A sponsored satellite symposium focused on lessons to be learned from the pilot implementation programme for RTS,S/AS01, the first effective malaria vaccine.

The world has long sought an effective malaria vaccine. The RTS,S/AS01 vaccine, developed by GlaxoSmithKline, finally achieved this ambition, providing moderate efficacy but with the potential for significant public health impact.

In a sponsored satellite symposium organised by PATH and chaired by Professor Evelyn Ansah, Director of the Centre for Malaria Research, University of Health and Allied Sciences, Ghana, a range of presenters examined why it took so long between scientific validation of the vaccine and its introduction into malaria-endemic countries.

Background to the pilot implementation of the RTS,S malaria vaccine

As summarised by Dr Mary Hamel of WHO, following positive phase III trial data, RTS,S/AS01 received a positive scientific opinion from the European Medicines Agency (EMA) in 2015. In theory, this should have led to rapid regulatory approvals and introductions. However, safety signals and concerns about the feasibility of a fourth dose led the WHO’s Strategic Advisory Group of Experts on Immunization (SAGE) to recommend a pilot implementation project to gather further data on these issues.

The Malaria Vaccine Implementation Programme (MVIP) took place in Ghana, Kenya and Malawi. The latest data have shown that RTS,S/AS01 has delivered a 13% reduction in all-cause mortality and a 22% reduction in hospitalisation for severe malaria. No safety concerns have arisen and introduction of the vaccine has not disrupted other malaria control measures such as use of insecticide-treated bed nets.  

Outside the MVIP countries, implementation of RTS,S/AS01 is likely to begin in 2024. This is nine years after the initial EMA decision. The assessment process that was established after efficacy data had been obtained delayed introductions substantially; however, it also reduced many uncertainties and arguably increased trust in malaria vaccination given the careful attention that was given to potential safety concerns. The lessons learned have been used to establish a more streamlined approach for the second effective malaria vaccine, R21/Matrix-M.

Learning by doing: Pilot implementation of the malaria vaccine in Kenya

Rose Jalang’o of the National Vaccines and Immunizations Programme in Kenya discussed how the assessment process had played out at a country level.

In Kenya, the pilot implementation was carried out as a cluster randomised trial in eight counties. Rollout was achieved successfully, with coverage of RTS,S/AS01 comparable to that of Penta3 in year 1 and measles second-dose vaccination in year 2.

In October 2022, the Kenyan National Immunisation Technical Advisory Committee (NITAG) recommended national introduction of RTS,S/AS01 and an application was submitted to Gavi for financial support. Overall, the vaccine has delivered public health benefits and has catalysed greater collaboration between the national immunization programme and the malaria control programme. Although the delay in introduction may have left children unprotected during the assessment period, the delay did provide time for the country to make preparations for vaccine use and ensure a successful implementation.

Nesting the phase IV in the pilot implementation: Challenges and opportunities

Dr Miloje Savic, Global Health Vaccines and Adjuvants, GSK Vaccines (Belgium), noted that the post-phase III appraisal process had presented major challenges to GSK as the vaccine’s developer.

GSK’s clinical development plan included a phase IV post-licensing study to collect additional data on safety and effectiveness. These plans had to be modified as the appraisal process evolved – seven protocol amendments had to be made, each involving substantial amounts of work. The phase IV study was eventually integrated within the MVIP.

Another critical challenge was manufacturing. Given uncertainties about WHO recommendations and regulatory approvals, manufacturing was paused. A long-term halt to manufacturing would have led to major supply shortages once a positive decision was made, as start-up of manufacturing would take some time. Ultimately an innovative financing agreement was agreed with Gavi and MedAcess, so that manufacturing could continue.

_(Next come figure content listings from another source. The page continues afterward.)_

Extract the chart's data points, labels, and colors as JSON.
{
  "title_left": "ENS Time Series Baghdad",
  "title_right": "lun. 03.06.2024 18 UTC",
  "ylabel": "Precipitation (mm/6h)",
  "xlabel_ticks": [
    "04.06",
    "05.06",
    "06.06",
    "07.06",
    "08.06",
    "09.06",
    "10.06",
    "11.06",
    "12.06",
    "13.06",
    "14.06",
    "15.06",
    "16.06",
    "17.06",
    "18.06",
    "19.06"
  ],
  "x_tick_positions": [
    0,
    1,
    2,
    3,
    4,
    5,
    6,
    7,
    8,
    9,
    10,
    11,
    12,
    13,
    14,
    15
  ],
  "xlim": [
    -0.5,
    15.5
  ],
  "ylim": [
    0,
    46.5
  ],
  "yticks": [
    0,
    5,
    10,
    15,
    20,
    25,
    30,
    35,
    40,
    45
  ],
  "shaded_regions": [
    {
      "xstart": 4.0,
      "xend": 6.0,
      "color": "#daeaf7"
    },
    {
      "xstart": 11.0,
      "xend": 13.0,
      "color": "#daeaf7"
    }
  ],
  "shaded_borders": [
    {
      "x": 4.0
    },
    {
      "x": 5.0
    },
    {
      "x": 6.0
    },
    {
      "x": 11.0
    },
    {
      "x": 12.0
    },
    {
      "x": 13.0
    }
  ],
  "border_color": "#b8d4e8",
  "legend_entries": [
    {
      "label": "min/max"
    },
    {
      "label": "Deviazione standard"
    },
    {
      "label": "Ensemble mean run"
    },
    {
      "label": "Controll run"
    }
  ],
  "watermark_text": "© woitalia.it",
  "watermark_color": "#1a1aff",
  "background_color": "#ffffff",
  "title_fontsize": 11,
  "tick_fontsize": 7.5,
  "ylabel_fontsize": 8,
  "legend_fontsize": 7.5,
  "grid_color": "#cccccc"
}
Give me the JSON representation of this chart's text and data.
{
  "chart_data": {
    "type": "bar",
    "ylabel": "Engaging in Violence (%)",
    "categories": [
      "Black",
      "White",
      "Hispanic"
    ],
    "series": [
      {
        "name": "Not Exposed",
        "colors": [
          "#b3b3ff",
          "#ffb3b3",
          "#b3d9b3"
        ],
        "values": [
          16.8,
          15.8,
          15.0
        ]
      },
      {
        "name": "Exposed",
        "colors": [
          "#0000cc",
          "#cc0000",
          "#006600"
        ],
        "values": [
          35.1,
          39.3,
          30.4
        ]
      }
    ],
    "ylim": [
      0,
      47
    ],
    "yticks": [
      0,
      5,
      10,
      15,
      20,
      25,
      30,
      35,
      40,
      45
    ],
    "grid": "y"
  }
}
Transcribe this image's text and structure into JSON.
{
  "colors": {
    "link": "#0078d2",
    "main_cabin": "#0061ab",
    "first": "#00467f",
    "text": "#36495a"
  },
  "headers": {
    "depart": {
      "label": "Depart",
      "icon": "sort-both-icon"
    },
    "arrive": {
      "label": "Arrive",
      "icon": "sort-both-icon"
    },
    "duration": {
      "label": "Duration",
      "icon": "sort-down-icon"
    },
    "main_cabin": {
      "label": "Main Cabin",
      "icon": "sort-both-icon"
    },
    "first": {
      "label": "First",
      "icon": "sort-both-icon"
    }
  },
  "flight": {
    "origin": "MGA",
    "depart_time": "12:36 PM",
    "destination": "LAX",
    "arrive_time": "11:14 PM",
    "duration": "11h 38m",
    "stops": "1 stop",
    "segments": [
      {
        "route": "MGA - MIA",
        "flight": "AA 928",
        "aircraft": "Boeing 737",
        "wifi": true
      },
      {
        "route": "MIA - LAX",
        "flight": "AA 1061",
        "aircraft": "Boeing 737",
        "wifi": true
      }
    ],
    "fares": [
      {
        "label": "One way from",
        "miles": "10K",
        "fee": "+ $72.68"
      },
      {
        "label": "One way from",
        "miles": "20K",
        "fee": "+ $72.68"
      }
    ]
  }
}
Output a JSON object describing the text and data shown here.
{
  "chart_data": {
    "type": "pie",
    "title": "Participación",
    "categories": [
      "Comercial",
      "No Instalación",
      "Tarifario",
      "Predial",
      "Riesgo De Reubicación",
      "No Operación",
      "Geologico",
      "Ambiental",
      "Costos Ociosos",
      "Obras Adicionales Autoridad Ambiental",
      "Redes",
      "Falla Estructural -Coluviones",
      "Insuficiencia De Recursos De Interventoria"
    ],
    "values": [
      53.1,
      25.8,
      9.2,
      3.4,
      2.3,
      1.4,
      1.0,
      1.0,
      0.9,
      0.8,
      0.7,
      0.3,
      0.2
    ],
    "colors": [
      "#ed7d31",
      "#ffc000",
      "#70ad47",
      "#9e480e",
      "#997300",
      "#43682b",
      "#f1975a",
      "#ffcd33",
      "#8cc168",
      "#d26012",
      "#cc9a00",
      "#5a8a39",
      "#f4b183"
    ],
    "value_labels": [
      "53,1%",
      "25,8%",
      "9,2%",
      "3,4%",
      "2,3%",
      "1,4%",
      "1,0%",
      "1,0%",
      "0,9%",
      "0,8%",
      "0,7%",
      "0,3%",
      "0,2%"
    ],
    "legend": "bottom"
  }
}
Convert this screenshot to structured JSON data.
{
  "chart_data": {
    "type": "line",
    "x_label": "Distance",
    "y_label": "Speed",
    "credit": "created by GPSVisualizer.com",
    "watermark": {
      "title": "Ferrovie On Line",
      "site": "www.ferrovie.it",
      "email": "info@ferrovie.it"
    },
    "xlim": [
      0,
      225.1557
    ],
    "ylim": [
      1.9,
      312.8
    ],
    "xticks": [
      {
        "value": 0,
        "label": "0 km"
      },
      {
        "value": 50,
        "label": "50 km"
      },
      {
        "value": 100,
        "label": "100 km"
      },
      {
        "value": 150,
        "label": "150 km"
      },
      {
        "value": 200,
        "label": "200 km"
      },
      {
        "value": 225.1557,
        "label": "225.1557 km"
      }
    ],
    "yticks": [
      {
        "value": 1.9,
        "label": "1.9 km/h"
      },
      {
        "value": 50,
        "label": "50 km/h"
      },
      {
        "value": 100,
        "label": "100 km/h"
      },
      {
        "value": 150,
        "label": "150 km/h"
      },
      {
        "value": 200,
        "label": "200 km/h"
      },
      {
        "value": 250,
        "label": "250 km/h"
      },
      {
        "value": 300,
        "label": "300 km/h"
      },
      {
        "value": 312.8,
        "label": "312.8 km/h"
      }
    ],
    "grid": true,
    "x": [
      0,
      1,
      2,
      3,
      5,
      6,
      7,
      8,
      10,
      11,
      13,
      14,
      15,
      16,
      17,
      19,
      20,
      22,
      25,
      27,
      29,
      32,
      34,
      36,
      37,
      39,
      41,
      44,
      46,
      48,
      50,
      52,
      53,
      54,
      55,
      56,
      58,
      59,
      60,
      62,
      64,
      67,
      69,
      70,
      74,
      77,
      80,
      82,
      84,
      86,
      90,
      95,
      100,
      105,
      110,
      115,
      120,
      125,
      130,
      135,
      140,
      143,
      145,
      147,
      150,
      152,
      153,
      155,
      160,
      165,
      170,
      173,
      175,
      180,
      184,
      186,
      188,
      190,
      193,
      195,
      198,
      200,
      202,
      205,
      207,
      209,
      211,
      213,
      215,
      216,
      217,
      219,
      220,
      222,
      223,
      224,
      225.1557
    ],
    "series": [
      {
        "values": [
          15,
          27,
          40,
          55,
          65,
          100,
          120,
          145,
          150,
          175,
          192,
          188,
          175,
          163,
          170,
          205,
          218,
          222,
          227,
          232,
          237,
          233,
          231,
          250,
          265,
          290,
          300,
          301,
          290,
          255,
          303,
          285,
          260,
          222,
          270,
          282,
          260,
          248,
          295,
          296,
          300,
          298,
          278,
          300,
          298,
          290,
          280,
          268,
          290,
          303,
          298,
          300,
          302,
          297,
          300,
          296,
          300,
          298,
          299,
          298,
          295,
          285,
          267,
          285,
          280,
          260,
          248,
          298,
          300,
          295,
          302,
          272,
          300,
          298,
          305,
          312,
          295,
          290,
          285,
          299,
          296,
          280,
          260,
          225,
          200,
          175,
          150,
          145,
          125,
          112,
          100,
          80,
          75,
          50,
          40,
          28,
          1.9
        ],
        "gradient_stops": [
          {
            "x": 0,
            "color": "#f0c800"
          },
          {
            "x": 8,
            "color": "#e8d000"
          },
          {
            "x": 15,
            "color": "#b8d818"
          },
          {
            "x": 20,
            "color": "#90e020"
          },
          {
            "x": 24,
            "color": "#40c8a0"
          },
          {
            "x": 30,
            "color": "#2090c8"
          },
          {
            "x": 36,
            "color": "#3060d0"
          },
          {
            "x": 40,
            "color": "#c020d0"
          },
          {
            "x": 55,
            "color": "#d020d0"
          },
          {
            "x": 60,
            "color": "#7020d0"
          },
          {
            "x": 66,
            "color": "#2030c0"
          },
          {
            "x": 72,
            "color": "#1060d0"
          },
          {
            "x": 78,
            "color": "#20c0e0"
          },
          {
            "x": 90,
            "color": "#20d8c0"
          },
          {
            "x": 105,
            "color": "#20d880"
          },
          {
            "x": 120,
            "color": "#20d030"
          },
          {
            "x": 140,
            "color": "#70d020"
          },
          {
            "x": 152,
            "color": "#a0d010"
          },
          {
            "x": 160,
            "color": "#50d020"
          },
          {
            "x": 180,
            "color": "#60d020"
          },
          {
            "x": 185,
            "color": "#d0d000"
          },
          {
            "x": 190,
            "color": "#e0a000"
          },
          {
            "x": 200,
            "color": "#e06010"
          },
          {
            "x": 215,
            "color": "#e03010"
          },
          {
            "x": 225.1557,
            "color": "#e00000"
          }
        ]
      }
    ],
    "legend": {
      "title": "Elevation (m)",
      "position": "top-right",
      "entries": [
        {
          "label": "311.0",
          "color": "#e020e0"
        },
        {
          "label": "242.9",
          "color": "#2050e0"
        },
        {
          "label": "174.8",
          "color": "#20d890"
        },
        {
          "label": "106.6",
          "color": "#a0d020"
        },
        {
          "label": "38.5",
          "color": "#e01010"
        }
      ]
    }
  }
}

When to Invest? The impact of market uncertainty on malaria vaccine manufacturing

Jonathan Hutchin of MedAccess (United Kingdom) provided more details of the financial discussions and the eventual mechanisms agreed to ensure that manufacturing could continue.

The key challenge was risk management: the manufacturers, GSK, faced the possibility of major financial losses if manufacturing continued but the product was not recommended or Gavi chose not to purchase it; conversely, Gavi faced the risk that, to ensure availability, it would need to purchase a vaccine in advance of a recommendation for use.

MedAccess, a body backed by the UK Government, was engaged to identify a solution to this conundrum, to create a bridge between the two parties involved. It brokered an agreement which, in effect, provided Gavi with the assurance that its funds would not be depleted if it purchased vaccine in advance, so that GSK could continue manufacturing. MedAccess charged a flat fee, to support its sustainability, to arrange this agreement.